Las primeras semanas, que siempre había imaginado como un infierno, fueron sorprendentemente tranquilas. Descubrí que podía salir a caminar sin necesidad de llevar cigarrillos en el bolso. Volví al yoga y aprendí a escuchar mi respiración de una manera nueva, como si cada inhalación fuera un regalo. Cuidé lo que comía, dormí mejor, y poco a poco empecé a reconocerme en un cuerpo menos cansado. El estrés no desapareció, claro, pero ya no era el amo de mis días. Aprendí que podía sostener mis nervios sin humo de por medio.
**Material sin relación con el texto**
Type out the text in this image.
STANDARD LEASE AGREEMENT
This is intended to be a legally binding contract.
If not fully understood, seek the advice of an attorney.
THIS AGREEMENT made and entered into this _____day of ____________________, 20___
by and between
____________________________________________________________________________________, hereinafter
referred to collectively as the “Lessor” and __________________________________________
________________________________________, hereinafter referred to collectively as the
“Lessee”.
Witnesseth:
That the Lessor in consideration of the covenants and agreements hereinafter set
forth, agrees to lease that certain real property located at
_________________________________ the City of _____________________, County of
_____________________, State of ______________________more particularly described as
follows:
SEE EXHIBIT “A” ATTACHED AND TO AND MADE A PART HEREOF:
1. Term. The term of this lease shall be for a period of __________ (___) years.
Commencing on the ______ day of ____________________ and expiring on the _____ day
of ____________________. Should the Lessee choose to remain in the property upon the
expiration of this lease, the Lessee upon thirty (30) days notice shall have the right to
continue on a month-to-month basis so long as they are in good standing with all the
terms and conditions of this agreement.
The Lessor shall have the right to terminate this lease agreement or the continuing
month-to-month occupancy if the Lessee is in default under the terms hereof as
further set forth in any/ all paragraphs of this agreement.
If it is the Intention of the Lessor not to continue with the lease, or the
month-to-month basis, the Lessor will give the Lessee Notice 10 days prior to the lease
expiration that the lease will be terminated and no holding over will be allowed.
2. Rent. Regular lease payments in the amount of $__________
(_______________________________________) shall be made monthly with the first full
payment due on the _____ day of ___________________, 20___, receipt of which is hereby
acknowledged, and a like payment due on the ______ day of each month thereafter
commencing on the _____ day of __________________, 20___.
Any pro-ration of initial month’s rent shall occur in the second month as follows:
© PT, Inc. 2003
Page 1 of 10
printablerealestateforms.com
El cambio se notó también en el trabajo. Tenía más paciencia con mis clientes, más claridad en las decisiones. Mi mente ya no estaba ocupada en calcular la próxima “pausa para fumar”. Sentía que estaba realmente presente en las reuniones, en las conversaciones, en mi propia vida. Esa presencia, esa energía recuperada, no solo me benefició a mí: también potenció mi carrera.

Hoy, casi un año después, no he vuelto a tener ataques de asma. Me despierto sin esa tos que me acompañó durante años. Disfruto de un café sin el apuro de encender un cigarro al lado. Y lo más importante: ya no siento que el tabaco sea más fuerte que yo. El cigarrillo ocupó 34 años de mi vida, pero no ocupará ninguno más.


Dejar de fumar no fue simplemente apagar un cigarro. Fue apagar una cárcel, romper un pacto con algo que me estaba matando despacio. Fue recuperar mi cuerpo, mi tiempo y mi voz. Hoy me miro al espejo y me reconozco libre. Y sé que la verdadera fuerza no estaba en encender otro cigarro para seguir, sino en atreverme a apagarlo para siempre.